Gromacs installation in Mac OS X
(These instructions were borrowed from Phillip W Fowler´s blog).
Prerequisites for the installation are the gcc compilers available at MacPorts. This requires you to first install Xcode.
Then the most important thing is to download the source code from the Gromacs website and unpack the software.
tar xvf gromacs-5.0.4.tar.gz
cd gromacs-5.0.4
mkdir build
Then we start with the interestign stuff. In the last few versions Gromacs has made a transition towards using cmake instead of make. Cmake is readily available for Mac OS X, so no problem with this. Then you must run the following in the command line:
cmake .. -DGMX_BUILD_OWN_FFTW=ON -DCMAKE_INSTALL_PREFIX='/usr/local/gromacs/5.0.4/'
make
sudo make install
This will install the program in /usr/local/gromacs/5.0.4
, and editing your .bashrc
file you will be able to choose the version of Gromacs that is running.

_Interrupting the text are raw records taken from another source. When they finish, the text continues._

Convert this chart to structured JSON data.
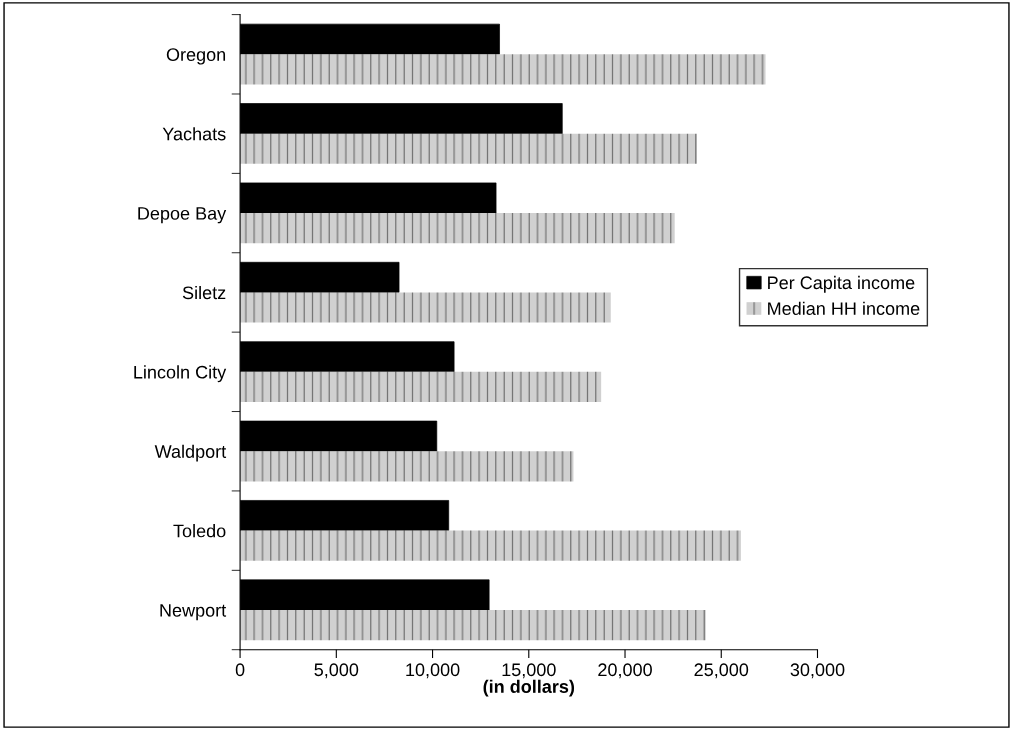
{
  "chart_data": {
    "type": "bar",
    "orientation": "horizontal",
    "xlabel": "(in dollars)",
    "categories": [
      "Oregon",
      "Yachats",
      "Depoe Bay",
      "Siletz",
      "Lincoln City",
      "Waldport",
      "Toledo",
      "Newport"
    ],
    "series": [
      {
        "name": "Per Capita income",
        "color": "#000000",
        "values": [
          13480,
          16740,
          13300,
          8260,
          11120,
          10220,
          10840,
          12940
        ]
      },
      {
        "name": "Median HH income",
        "color": "#d0d0d0",
        "values": [
          27300,
          23740,
          22580,
          19260,
          18760,
          17320,
          26020,
          24200
        ]
      }
    ],
    "xlim": [
      0,
      30000
    ],
    "xticks": [
      {
        "value": 0,
        "label": "0"
      },
      {
        "value": 5000,
        "label": "5,000"
      },
      {
        "value": 10000,
        "label": "10,000"
      },
      {
        "value": 15000,
        "label": "15,000"
      },
      {
        "value": 20000,
        "label": "20,000"
      },
      {
        "value": 25000,
        "label": "25,000"
      },
      {
        "value": 30000,
        "label": "30,000"
      }
    ],
    "grid": false,
    "legend": "right"
  }
}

Adding MPI support on a Mac is trickier. This appears mainly to be because the gcc compilers from MacPorts do not appear to support OpenMPI. Here is a workaround
sudo port install openmpi
Now we need a compiler that supports OpenMPI
sudo port install openmpi-devel-gcc49
Finally, we can follow the steps above but now we need a more complex cmake instruction
cmake .. -DGMX_BUILD_OWN_FFTW=ON
-DGMX_BUILD_MDRUN_ONLY=on
-DCMAKE_INSTALL_PREFIX=/usr/local/gromacs/5.0.2
-DGMX_MPI=ON -DCMAKE_C_COMPILER=mpicc-openmpi-devel-gcc49
-DCMAKE_CXX_COMPILER=mpicxx-openmpi-devel-gcc49
-DGMX_SIMD=SSE4.1
This is only going to build an MPI version of mdrun
, as the other Gromacs programs do not
run in parallel. We have to tell cmake what all the new fancy compilers are called and,
unfortunately, these don’t support AVX SIMD instructions so we have to fall back to SSE4.1.
Experience suggests this doesn’t impact performance as much as you might think.